Let's spawn F1 instances and accelerate time-consuming Katib experiments on AWS, with zero FPGA knowledge!
If you want to read more about provisioning FPGA resources and deploying accelerated applications (e.g. Kubeflow Pipelines) on any Kubernetes cluster, visit the InAccel documentation.
*For development and testing purposes you can still deploy Kubeflow Katib using MicroK8s in a single AMI instance. In production environments, Amazon's managed Kubernetes service (EKS) is recommended.
The InAccel FPGA Operator allows administrators of Kubernetes clusters to manage FPGA nodes just like CPU nodes in the cluster. Instead of provisioning a special OS image for FPGA nodes, administrators can rely on a standard OS image for both CPU and FPGA nodes and then rely on the FPGA Operator to provision the required software components for FPGAs.
Note that the FPGA Operator is specifically useful for scenarios where the Kubernetes cluster needs to scale quickly - for example provisioning additional FPGA nodes on the cloud and managing the lifecycle of the underlying software components.
The following section describes how to run a workload on an FPGA based instance with the InAccel FPGA Operator.
After your FPGA worker nodes join your cluster, you must apply the InAccel FPGA Operator for Kubernetes, as a Helm app on your cluster, with the following command.

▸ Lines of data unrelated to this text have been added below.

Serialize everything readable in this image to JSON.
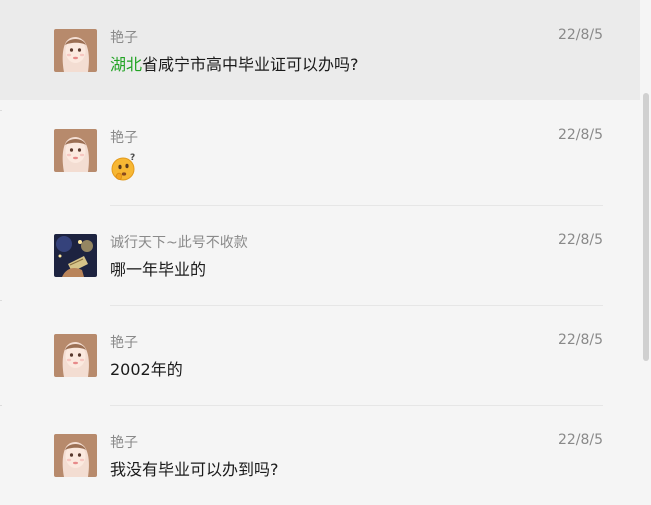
{
  "messages": [
    {
      "sender": "艳子",
      "time": "22/8/5",
      "link": "湖北",
      "text": "省咸宁市高中毕业证可以办吗?"
    },
    {
      "sender": "艳子",
      "time": "22/8/5",
      "emoji": "thinking-face-emoji"
    },
    {
      "sender": "诚行天下~此号不收款",
      "time": "22/8/5",
      "text": "哪一年毕业的"
    },
    {
      "sender": "艳子",
      "time": "22/8/5",
      "text": "2002年的"
    },
    {
      "sender": "艳子",
      "time": "22/8/5",
      "text": "我没有毕业可以办到吗?"
    }
  ],
  "colors": {
    "link": "#22a324",
    "hover_bg": "#ebebeb",
    "bg": "#f5f5f5"
  }
}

helm repo add inaccel https://setup.inaccel.com/helm
helm install -n kube-system inaccel inaccel/fpga-operator
You can verify that your nodes have available FPGAs with the following command:
kubectl get nodes -o custom-columns=NAME:metadata.name,FPGAS:.status.capacity.xilinx/aws-vu9p-f1,SHELL:.metadata.labels.xilinx/aws-vu9p-f1
You can submit a new accelerated Experiment and check your Experiment results using the Web UI, as usual.